Atta Gerala: El Intendente saencista que tiene casi tres décadas en el poder y denuncias por corrupción

DNI Salta.- Atta Gerala se ha consolidado como una figura representativa de la política en el departamento Rivadavia, en Salta, ostentando una larga trayectoria como intendente de Coronel Juan Solá, conocido como Morillo, en Rivadavia Banda Norte. Su gestión actual comenzó en 2015 y se extiende hasta la fecha, sumando al menos 24 años en total en el cargo, con un intervalo entre 2011 y 2015, cuando perdió las elecciones frente a Marcela Carabajal y ocupó una banca en la legislatura provincial.

Desde sus inicios como comerciante en la región durante la última dictadura militar, Gerala asumió la dirección del municipio, marcando el inicio de una carrera política que se entrelazó con momentos oscuros de la historia argentina. Su nombre fue mencionado en expedientes judiciales relacionados con violaciones a los derechos humanos, específicamente en la causa del secuestro y homicidio del comerciante y militante Fidel Yazlle, donde fue citado en testimonios por su cercanía a figuras clave del caso.

El liderazgo de Gerala no estuvo exento de controversias. Durante sus años al frente del municipio y bajo la bandera democrática, se acumularon en su contra denuncias que van desde el trabajo esclavo en fincas donde laboraban comunidades indígenas, hasta acusaciones de extorsión a los residentes y malversación de fondos públicos. En 2016, fue procesado por el delito de peculado, luego de una denuncia presentada en 2011 por su competidora Marcela Carabajal. El proceso judicial avanzó y, en 2019, la causa fue elevada a juicio en la Sala I del Tribunal de Juicio de Tartagal.

El peculado, definido como la apropiación indebida de recursos públicos por parte de un funcionario, fue un punto clave en la carrera judicial de Gerala. En su defensa, argumentó en 2012 que las acusaciones respondían a motivaciones políticas. A pesar de estos cuestionamientos, logró retomar la intendencia en 2015 tras una ajustada victoria electoral por solo 30 votos.

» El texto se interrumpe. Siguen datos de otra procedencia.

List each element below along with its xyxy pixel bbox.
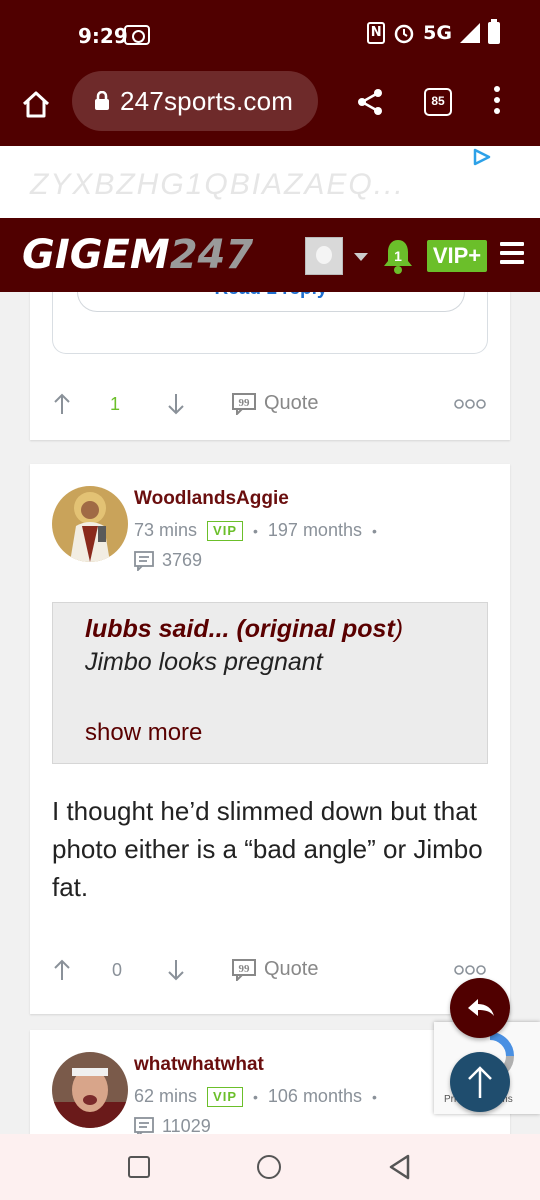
- post-count: 11029: [134, 1116, 211, 1134]
- url-text: 247sports.com: [120, 85, 294, 116]
- upvote-icon[interactable]: [52, 958, 72, 982]
- address-bar[interactable]: 247sports.com: [72, 71, 318, 131]
- battery-icon: [488, 19, 500, 44]
- username[interactable]: WoodlandsAggie: [134, 488, 289, 510]
- more-options-icon[interactable]: [454, 964, 486, 976]
- post-count: 3769: [134, 550, 202, 571]
- adchoices-icon[interactable]: [472, 148, 492, 166]
- system-nav-bar: [0, 1134, 540, 1200]
- separator-dot: •: [253, 1088, 258, 1105]
- comment-actions: 0 99 Quote: [30, 950, 510, 990]
- username[interactable]: whatwhatwhat: [134, 1054, 264, 1076]
- vote-count: 1: [110, 394, 121, 414]
- scroll-to-top-button[interactable]: [450, 1052, 510, 1112]
- reply-button[interactable]: [450, 978, 510, 1038]
- quote-label: Quote: [264, 958, 319, 980]
- recents-icon[interactable]: [128, 1156, 150, 1178]
- vip-badge: VIP: [207, 1086, 243, 1107]
- comment-card: WoodlandsAggie 73 mins VIP • 197 months …: [30, 464, 510, 1014]
- alarm-icon: [394, 24, 414, 44]
- quote-text: Jimbo looks pregnant: [85, 648, 323, 676]
- screen-record-icon: [124, 25, 150, 45]
- signal-icon: [460, 23, 480, 43]
- browser-toolbar: 247sports.com 85: [0, 68, 540, 146]
- comment-card: Read 1 reply 1 99 Quote: [30, 292, 510, 440]
- back-icon[interactable]: [388, 1154, 410, 1180]
- post-count-value: 11029: [162, 1116, 211, 1134]
- share-icon[interactable]: [356, 88, 384, 116]
- comment-actions: 1 99 Quote: [30, 384, 510, 424]
- logo-number: 247: [169, 232, 254, 278]
- network-label: 5G: [423, 22, 452, 44]
- separator-dot: •: [253, 522, 258, 539]
- logo-main: GIGEM: [22, 232, 170, 278]
- hamburger-menu-icon[interactable]: [500, 242, 524, 266]
- show-more-link[interactable]: show more: [85, 719, 202, 747]
- user-avatar[interactable]: [305, 237, 343, 275]
- overflow-menu-icon[interactable]: [492, 86, 502, 118]
- quote-label: Quote: [264, 392, 319, 414]
- post-time: 62 mins: [134, 1086, 198, 1106]
- membership-length: 106 months: [267, 1086, 362, 1106]
- post-body: I thought he’d slimmed down but that pho…: [52, 796, 483, 902]
- quote-button[interactable]: 99 Quote: [232, 958, 318, 981]
- user-avatar[interactable]: [52, 1052, 128, 1128]
- membership-length: 197 months: [267, 520, 362, 540]
- quote-icon: 99: [232, 958, 256, 981]
- post-meta: 62 mins VIP • 106 months •: [134, 1086, 377, 1107]
- more-options-icon[interactable]: [454, 398, 486, 410]
- original-post-link[interactable]: (original post: [236, 615, 394, 643]
- quote-icon: 99: [232, 392, 256, 415]
- status-time: 9:29: [78, 24, 128, 48]
- quote-author[interactable]: lubbs said...: [85, 615, 229, 643]
- notification-count: 1: [394, 248, 402, 264]
- svg-text:99: 99: [239, 397, 251, 409]
- quoted-post: lubbs said... (original post) Jimbo look…: [52, 602, 488, 764]
- svg-text:99: 99: [239, 963, 251, 975]
- quote-close-paren: ): [394, 615, 404, 643]
- status-bar: 9:29 N 5G: [0, 0, 540, 68]
- downvote-icon[interactable]: [166, 392, 186, 416]
- replies-container: Read 1 reply: [52, 292, 488, 354]
- upvote-icon[interactable]: [52, 392, 72, 416]
- bell-icon[interactable]: 1: [381, 236, 415, 276]
- quote-header: lubbs said... (original post): [85, 615, 455, 644]
- site-header: GIGEM247 1 VIP+: [0, 218, 540, 292]
- post-count-value: 3769: [162, 550, 203, 570]
- chevron-down-icon[interactable]: [354, 253, 368, 261]
- read-reply-button[interactable]: Read 1 reply: [77, 292, 465, 312]
- user-avatar[interactable]: [52, 486, 128, 562]
- posts-icon: [134, 550, 154, 571]
- separator-dot: •: [371, 522, 377, 539]
- post-time: 73 mins: [134, 520, 198, 540]
- ad-banner[interactable]: ZYXBZHG1QBIAZAEQ...: [0, 146, 540, 218]
- lock-icon: [95, 91, 109, 110]
- arrow-up-icon: [468, 1066, 492, 1098]
- nfc-icon: N: [367, 22, 386, 44]
- vip-button[interactable]: VIP+: [427, 240, 487, 272]
- downvote-icon[interactable]: [166, 958, 186, 982]
- reply-icon: [468, 999, 494, 1016]
- tab-switcher-button[interactable]: 85: [424, 88, 452, 116]
- vip-badge: VIP: [207, 520, 243, 541]
- ad-faded-text: ZYXBZHG1QBIAZAEQ...: [30, 168, 405, 201]
- home-icon[interactable]: [20, 88, 52, 120]
- separator-dot: •: [371, 1088, 377, 1105]
- status-icons: N 5G: [367, 19, 500, 44]
- site-logo[interactable]: GIGEM247: [22, 232, 253, 278]
- home-nav-icon[interactable]: [257, 1155, 281, 1179]
- vote-count: 0: [112, 960, 123, 980]
- post-meta: 73 mins VIP • 197 months •: [134, 520, 377, 541]
- posts-icon: [134, 1116, 154, 1134]
- quote-button[interactable]: 99 Quote: [232, 392, 318, 415]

En noviembre de 2021, un episodio de violencia impactó en la figura de Atta Gerala cuando cinco hombres irrumpieron en su domicilio, lo golpearon y ataron a él y a su pareja, exigiendo la llave de una caja fuerte. El grupo sustrajo 16 millones de pesos, un monto difícil de justificar con el sueldo de un intendente, lo que despertó nuevamente suspicacias sobre sus actividades financieras.

Las investigaciones por el asalto derivaron en 11 allanamientos simultáneos en localidades como Hickman y Fortín Dragones. Las fuerzas de seguridad lograron detener a los miembros de la banda y recuperar una parte del dinero, alrededor de tres millones de pesos. La camioneta robada durante el atraco fue hallada incendiada cerca de Hickman, lo que añadió un elemento de misterio y dejó entrever posibles vínculos con redes delictivas.

A lo largo de su gestión, Gerala enfrentó cuestionamientos constantes y rumores que lo relacionaban con prácticas irregulares. Las sospechas sobre la presencia de mafias en la zona y su posible relación con las mismas incrementaron el escepticismo en torno a su figura y su capacidad de gobernar con transparencia.

En medio de las críticas, la permanencia de Atta Gerala como intendente de uno de los municipios más pobres de Argentina sigue siendo un símbolo de la contradicción entre la duración en el poder y la calidad de gestión. La historia de su liderazgo, marcada por momentos de poder indiscutido y acusaciones graves, continúa siendo objeto de atención en el ámbito político y judicial de Salta.

La figura de Atta Gerala representa un ejemplo complejo de la política local, entrelazando permanencia, poder y polémicas. Las circunstancias que rodearon su extensa carrera siguen desatando debates sobre el ejercicio de cargos públicos en zonas vulnerables y la rendición de cuentas de sus líderes.